Nvidia has a new problem. It's sitting inside Amazon's cloud.
What the Deal Actually Does
Amazon and Cerebras announced Friday they'll combine their chips inside AWS data centers to speed up AI inference — the part of AI that actually generates responses for users.
The setup uses a "divide and conquer" approach. Amazon's own Trainium3 chips handle the first step: reading and processing the user's prompt. Then Cerebras chips take over for the second step: generating the answer. Cerebras CEO Andrew Feldman told Reuters that splitting the work this way is the key to making inference dramatically faster and cheaper.
AWS plans to roll out the service in the second half of 2026.
What Makes Cerebras Different
Cerebras builds what's known as a wafer-scale chip — essentially a processor the size of an entire silicon wafer, roughly the size of a dinner plate. It skips the high-bandwidth memory modules that Nvidia's flagship chips require, which are expensive and create bottlenecks when generating responses word-by-word.

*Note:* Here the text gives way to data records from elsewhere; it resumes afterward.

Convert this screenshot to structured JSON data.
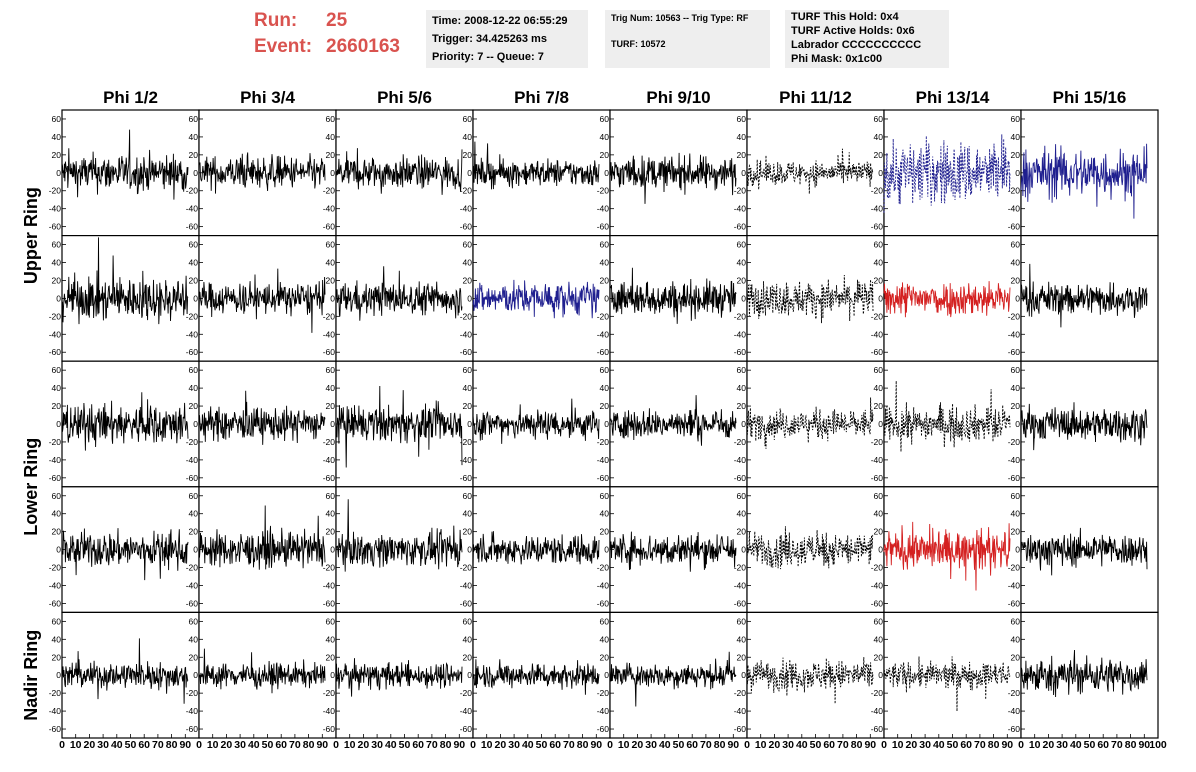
{
  "header": {
    "run_label": "Run:",
    "run_value": "25",
    "event_label": "Event:",
    "event_value": "2660163",
    "time_line": "Time: 2008-12-22 06:55:29",
    "trigger_line": "Trigger: 34.425263 ms",
    "priority_line": "Priority: 7 -- Queue: 7",
    "trig_num_line": "Trig Num: 10563 -- Trig Type: RF",
    "turf_line": "TURF: 10572",
    "turf_hold_line": "TURF This Hold: 0x4",
    "turf_active_line": "TURF Active Holds: 0x6",
    "labrador_line": "Labrador CCCCCCCCCC",
    "phi_mask_line": "Phi Mask: 0x1c00",
    "accent_color": "#d9534f"
  },
  "chart_data": {
    "type": "line",
    "columns": [
      "Phi 1/2",
      "Phi 3/4",
      "Phi 5/6",
      "Phi 7/8",
      "Phi 9/10",
      "Phi 11/12",
      "Phi 13/14",
      "Phi 15/16"
    ],
    "rows": [
      "Upper Ring",
      "Lower Ring",
      "Nadir Ring"
    ],
    "panel_rows": 5,
    "ylim": [
      -70,
      70
    ],
    "yticks": [
      -60,
      -40,
      -20,
      0,
      20,
      40,
      60
    ],
    "xlim": [
      0,
      100
    ],
    "xticks": [
      0,
      10,
      20,
      30,
      40,
      50,
      60,
      70,
      80,
      90,
      100
    ],
    "samples_per_trace": 260,
    "styles": {
      "normal": "#000000",
      "dashed": "#000000",
      "blue": "#1f1f8f",
      "red": "#d42020"
    },
    "panels": [
      [
        "normal",
        "normal",
        "normal",
        "normal",
        "normal",
        "dashed",
        "blue-dashed",
        "blue"
      ],
      [
        "normal",
        "normal",
        "normal",
        "blue",
        "normal",
        "dashed",
        "red",
        "normal"
      ],
      [
        "normal",
        "normal",
        "normal",
        "normal",
        "normal",
        "dashed",
        "dashed",
        "normal"
      ],
      [
        "normal",
        "normal",
        "normal",
        "normal",
        "normal",
        "dashed",
        "red",
        "normal"
      ],
      [
        "normal",
        "normal",
        "normal",
        "normal",
        "normal",
        "dashed",
        "dashed",
        "normal"
      ]
    ],
    "amplitudes": [
      [
        14,
        12,
        12,
        10,
        12,
        9,
        24,
        18
      ],
      [
        16,
        12,
        12,
        12,
        13,
        13,
        13,
        12
      ],
      [
        15,
        12,
        13,
        11,
        11,
        11,
        13,
        12
      ],
      [
        13,
        13,
        12,
        11,
        12,
        13,
        14,
        12
      ],
      [
        10,
        9,
        9,
        9,
        9,
        11,
        10,
        13
      ]
    ]
  }
}
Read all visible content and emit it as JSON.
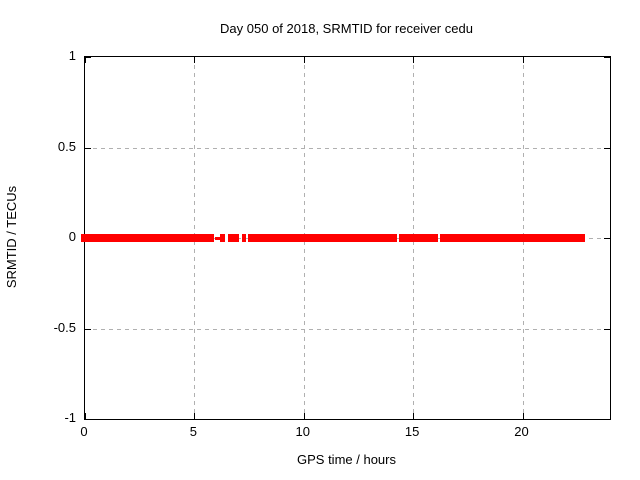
{
  "chart_data": {
    "type": "scatter",
    "title": "Day 050 of 2018, SRMTID for receiver cedu",
    "xlabel": "GPS time / hours",
    "ylabel": "SRMTID / TECUs",
    "xlim": [
      0,
      24
    ],
    "ylim": [
      -1,
      1
    ],
    "x_ticks": [
      0,
      5,
      10,
      15,
      20
    ],
    "y_ticks": [
      -1,
      -0.5,
      0,
      0.5,
      1
    ],
    "grid": "dashed, on both x and y ticks, mirrored inward tick marks on all four borders",
    "legend": "none",
    "series": [
      {
        "name": "SRMTID",
        "color": "#ff0000",
        "y_value": 0,
        "style": "dense red point markers forming a thick horizontal band at y = 0",
        "segments_x_hours": [
          [
            0.0,
            5.9
          ],
          [
            6.18,
            6.42
          ],
          [
            6.55,
            7.05
          ],
          [
            7.18,
            7.37
          ],
          [
            7.45,
            14.28
          ],
          [
            14.37,
            16.15
          ],
          [
            16.25,
            22.87
          ]
        ],
        "sparse_segments_x_hours": [
          [
            5.92,
            6.16
          ]
        ]
      }
    ]
  },
  "colors": {
    "series": "#ff0000",
    "grid": "#b0b0b0",
    "axis": "#000000",
    "background": "#ffffff"
  }
}
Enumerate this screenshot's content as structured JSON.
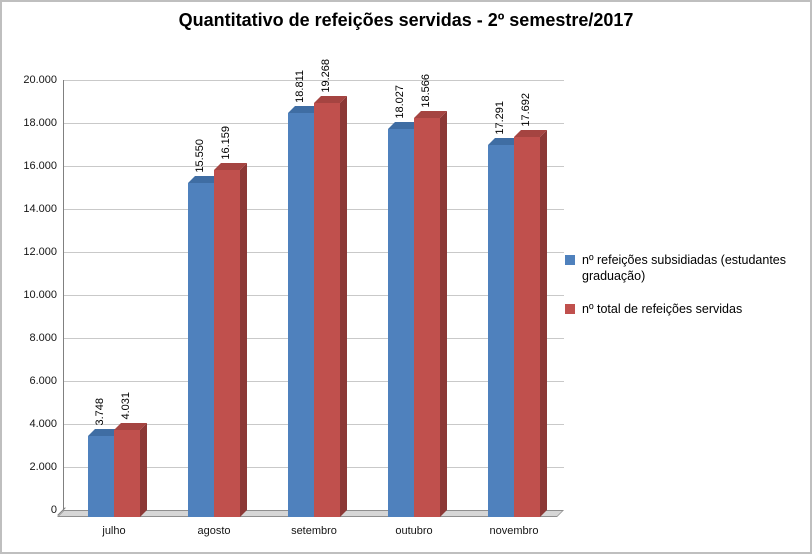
{
  "title": "Quantitativo de refeições servidas - 2º semestre/2017",
  "chart_data": {
    "type": "bar",
    "subtype": "3d-clustered-column",
    "title": "Quantitativo de refeições servidas - 2º semestre/2017",
    "categories": [
      "julho",
      "agosto",
      "setembro",
      "outubro",
      "novembro"
    ],
    "series": [
      {
        "name": "nº refeições subsidiadas (estudantes graduação)",
        "color": "#4f81bd",
        "color_side": "#31598b",
        "color_top": "#3f6da3",
        "values": [
          3748,
          15550,
          18811,
          18027,
          17291
        ],
        "labels": [
          "3.748",
          "15.550",
          "18.811",
          "18.027",
          "17.291"
        ]
      },
      {
        "name": "nº total de refeições servidas",
        "color": "#c0504d",
        "color_side": "#8c3836",
        "color_top": "#a54441",
        "values": [
          4031,
          16159,
          19268,
          18566,
          17692
        ],
        "labels": [
          "4.031",
          "16.159",
          "19.268",
          "18.566",
          "17.692"
        ]
      }
    ],
    "xlabel": "",
    "ylabel": "",
    "ylim": [
      0,
      20000
    ],
    "ytick_step": 2000,
    "ytick_labels": [
      "0",
      "2.000",
      "4.000",
      "6.000",
      "8.000",
      "10.000",
      "12.000",
      "14.000",
      "16.000",
      "18.000",
      "20.000"
    ],
    "grid": true,
    "legend_position": "right"
  }
}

That design has already attracted serious buyers. Earlier this year, Cerebras signed a $10 billion deal with OpenAI to supply compute for ChatGPT. In February, the company closed a $1 billion funding round at a $23.1 billion valuation, backed by Fidelity, Benchmark, and Tiger Global.
Nvidia Isn't Sitting Still
This isn't a story about Nvidia losing — yet. AWS still runs the vast majority of its AI workloads on Nvidia hardware, and that isn't changing overnight.
But the direction is clear. Every major cloud provider is investing in custom chips to reduce their dependence on Nvidia and cut costs. Nvidia spent $20 billion acquiring chip designer Groq in December and is expected to unveil its own disaggregated inference architecture at GTC on March 16.
The AI hardware race just got a second front.